For any vector spaces $V,W$ and linear map $f:V \to W$, we have that the exact sequence $$0 \to \ker f \to V \stackrel{f}{\to} V/ \ker f\to 0$$ splits (due to the fact that we are dealing with vector spaces). Therefore, $$V\cong \ker f \oplus V/\ker f.$$ Due to the isomorphism theorem, $$V \cong \ker f \oplus \mathrm{im} f.$$ This can be seen as a "generalization" of the rank-nullity theorem without talking about cardinal arithmetic. This implies, of course, that $\dim V=\dim \ker f+ \dim \mathrm{im} f$. In particular, if $\dim \ker f=0$, then $\dim \mathrm{im} f=\dim V$. In particular, if $W=V$, then the image is a subspace of the original space of same cardinality. Therefore, everything bogs down to:

A subspace $A$ of a finite dimensional space $V$ which has the same dimension as $V$ must be $V$ itself.

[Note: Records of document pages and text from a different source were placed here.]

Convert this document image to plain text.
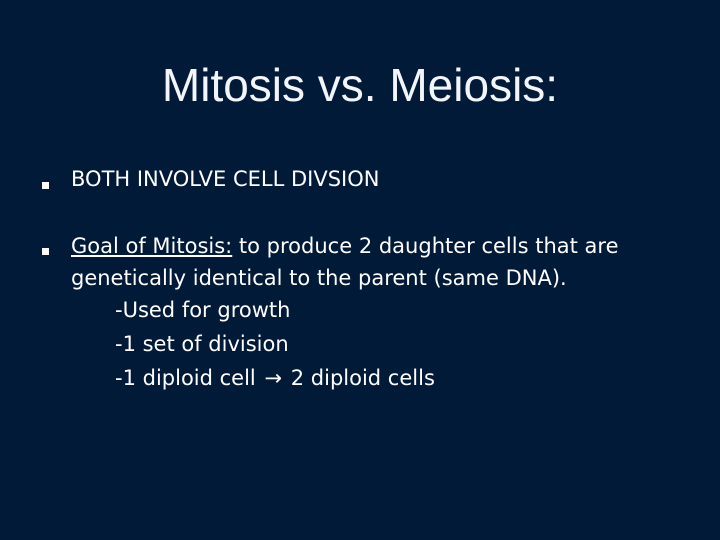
Mitosis vs. Meiosis:
BOTH INVOLVE CELL DIVSION
Goal of Mitosis: to produce 2 daughter cells that are
genetically identical to the parent (same DNA).
-Used for growth
-1 set of division
-1 diploid cell → 2 diploid cells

And this holds since, if it weren't, you would be able to add one more linearly independent vector to it and have a set of linearly independent vectors inside of it which exceeds the cardinality of a spanning set. We are using the fact that $n+1>n$ here.

The lemma above is not true if we are not in finite dimensional spaces. For instance, $X=\bigoplus_{n \in\mathbb{N}}\mathbb{R}$ has as a subspace the set $S$ of elements which have $0$ as first coordinate, which has a basis of same cardinality of $X$. Since (as was explained) these issues are closely related, this also furnishes a counter-example to your claim: Consider the right-shift map $r_s: X \to X$ which sends $(x_1,x_2,x_3,\cdots)\to (0,x_1,x_2,\cdots)$. Its kernel is trivial, but it is clearly not surjective (note that the image has same dimension as the whole space, as was expected).